Porsche CEO, Oliver Blume commented recently, ‘around 50 percent of all Porsche vehicles could be sold with an electric or hybrid drive by 2025. However, Porsche will always offer combustion engines, particularly in the 911. But we can’t stop the onward march of electromobility’.
Mercedes has made a strong commitment recently to stop development of petrol and diesel engines and to put all its research and development into electric cars only. However, the auto giant did not say that they will stop manufacturing and selling their current efficient petrol powered vehicles.
Peugeot and its parent, the PSA Groupe will reduce development of petrol engines and by 2023 will only sell electric vehicles.
Current petrol powered engines will remain in production for markets where electric vehicles will take time to be embraced (like Malaysia, Burma and Australia) but there will be no engine development.
However, electric car prices are projected to be competitive as soon as 2022 as battery costs start moving downwards.
The EV battery was once about 50 percent of the electric car’s cost, but could go as low as 20 percent by 2025. These reductions are certainly coming more quickly than the market expected.
Concerns about range are less of an issue for electric vehicles going forward.
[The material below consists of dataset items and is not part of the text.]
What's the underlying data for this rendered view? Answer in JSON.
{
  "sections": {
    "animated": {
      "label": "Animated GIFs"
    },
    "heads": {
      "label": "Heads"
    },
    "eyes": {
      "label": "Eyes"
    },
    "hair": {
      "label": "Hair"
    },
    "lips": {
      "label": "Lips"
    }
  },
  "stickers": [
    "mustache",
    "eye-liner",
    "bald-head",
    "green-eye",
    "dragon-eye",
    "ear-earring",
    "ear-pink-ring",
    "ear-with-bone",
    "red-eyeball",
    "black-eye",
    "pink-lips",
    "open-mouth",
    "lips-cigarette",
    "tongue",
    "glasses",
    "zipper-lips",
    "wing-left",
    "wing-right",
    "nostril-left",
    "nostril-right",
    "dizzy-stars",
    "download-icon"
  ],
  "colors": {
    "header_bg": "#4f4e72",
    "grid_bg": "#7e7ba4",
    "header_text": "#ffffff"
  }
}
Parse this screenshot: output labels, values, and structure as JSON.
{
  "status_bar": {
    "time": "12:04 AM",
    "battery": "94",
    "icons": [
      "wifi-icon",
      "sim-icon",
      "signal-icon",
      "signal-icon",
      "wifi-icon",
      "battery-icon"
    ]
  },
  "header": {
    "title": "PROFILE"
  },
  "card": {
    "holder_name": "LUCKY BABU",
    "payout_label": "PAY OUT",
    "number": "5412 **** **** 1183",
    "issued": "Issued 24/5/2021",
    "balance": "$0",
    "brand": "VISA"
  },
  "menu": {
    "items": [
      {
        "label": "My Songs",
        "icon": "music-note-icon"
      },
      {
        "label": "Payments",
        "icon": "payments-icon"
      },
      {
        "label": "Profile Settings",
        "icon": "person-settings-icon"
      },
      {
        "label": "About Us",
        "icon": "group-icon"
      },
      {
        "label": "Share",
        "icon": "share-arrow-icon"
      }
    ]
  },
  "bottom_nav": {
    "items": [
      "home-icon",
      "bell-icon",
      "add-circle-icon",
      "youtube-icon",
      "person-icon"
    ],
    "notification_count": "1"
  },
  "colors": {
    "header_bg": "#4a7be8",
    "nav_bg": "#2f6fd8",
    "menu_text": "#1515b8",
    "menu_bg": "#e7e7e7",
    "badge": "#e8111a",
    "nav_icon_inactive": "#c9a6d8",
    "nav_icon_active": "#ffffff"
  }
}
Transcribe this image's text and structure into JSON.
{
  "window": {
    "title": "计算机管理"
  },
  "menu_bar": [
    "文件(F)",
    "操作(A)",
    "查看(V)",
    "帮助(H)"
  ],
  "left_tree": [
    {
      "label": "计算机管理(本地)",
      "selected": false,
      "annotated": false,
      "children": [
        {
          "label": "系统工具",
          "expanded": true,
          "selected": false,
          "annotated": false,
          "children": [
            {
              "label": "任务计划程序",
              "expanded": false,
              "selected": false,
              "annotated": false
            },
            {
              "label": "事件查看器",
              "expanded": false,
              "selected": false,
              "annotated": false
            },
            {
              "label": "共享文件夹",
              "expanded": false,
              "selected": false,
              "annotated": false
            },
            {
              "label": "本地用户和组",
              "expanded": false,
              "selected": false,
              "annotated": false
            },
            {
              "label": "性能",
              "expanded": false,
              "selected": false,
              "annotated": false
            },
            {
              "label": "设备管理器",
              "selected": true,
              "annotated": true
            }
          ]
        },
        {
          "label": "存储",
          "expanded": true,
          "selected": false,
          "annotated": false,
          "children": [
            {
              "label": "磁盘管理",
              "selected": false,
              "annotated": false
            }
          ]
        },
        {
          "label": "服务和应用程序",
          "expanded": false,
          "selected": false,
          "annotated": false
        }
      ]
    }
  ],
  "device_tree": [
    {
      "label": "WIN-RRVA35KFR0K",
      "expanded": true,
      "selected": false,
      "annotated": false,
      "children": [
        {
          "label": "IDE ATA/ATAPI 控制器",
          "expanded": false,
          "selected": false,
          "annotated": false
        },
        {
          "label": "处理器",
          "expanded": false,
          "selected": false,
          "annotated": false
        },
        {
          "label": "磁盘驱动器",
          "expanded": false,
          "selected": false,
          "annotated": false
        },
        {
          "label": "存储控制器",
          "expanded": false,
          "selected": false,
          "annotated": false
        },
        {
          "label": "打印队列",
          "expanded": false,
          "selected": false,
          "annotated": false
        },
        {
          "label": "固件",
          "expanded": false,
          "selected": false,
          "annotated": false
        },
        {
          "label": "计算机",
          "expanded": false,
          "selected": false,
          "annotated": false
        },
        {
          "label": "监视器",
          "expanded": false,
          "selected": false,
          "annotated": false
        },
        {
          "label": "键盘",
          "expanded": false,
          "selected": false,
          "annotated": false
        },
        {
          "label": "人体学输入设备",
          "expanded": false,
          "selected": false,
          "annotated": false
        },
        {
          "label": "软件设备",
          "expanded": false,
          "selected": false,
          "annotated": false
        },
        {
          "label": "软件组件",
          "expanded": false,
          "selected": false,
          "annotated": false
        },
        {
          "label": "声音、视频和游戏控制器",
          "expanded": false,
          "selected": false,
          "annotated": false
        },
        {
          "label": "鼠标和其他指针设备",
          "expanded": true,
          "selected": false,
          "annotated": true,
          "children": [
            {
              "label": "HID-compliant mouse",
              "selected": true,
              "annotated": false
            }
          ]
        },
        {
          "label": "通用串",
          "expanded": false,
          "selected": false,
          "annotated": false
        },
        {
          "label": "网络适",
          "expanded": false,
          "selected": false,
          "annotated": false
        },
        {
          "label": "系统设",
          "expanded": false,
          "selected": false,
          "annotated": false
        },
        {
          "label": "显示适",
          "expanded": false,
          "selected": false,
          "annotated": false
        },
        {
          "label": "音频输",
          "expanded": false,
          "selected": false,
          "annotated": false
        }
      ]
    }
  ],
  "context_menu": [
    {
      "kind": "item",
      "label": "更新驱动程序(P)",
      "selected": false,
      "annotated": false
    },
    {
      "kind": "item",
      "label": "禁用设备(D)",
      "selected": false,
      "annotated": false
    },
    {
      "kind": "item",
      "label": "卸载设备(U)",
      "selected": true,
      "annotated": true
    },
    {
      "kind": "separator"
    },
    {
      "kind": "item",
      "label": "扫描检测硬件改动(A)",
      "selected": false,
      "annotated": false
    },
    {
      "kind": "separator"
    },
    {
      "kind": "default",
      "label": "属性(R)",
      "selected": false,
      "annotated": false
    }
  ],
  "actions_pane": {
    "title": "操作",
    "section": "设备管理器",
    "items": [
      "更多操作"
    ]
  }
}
The technology is evolving, and more charging stations are popping up. “Range anxiety” (consumer fear that they’ll be stranded with nowhere to charge their battery) is still a very real issue OEMs still need to resolve.
A recent market survey by ACEA revealed that in the first quarter of 2021, hybrid electric vehicles made up 18.4 percent of total passenger car sales in the EU, almost doubling their market share in a year.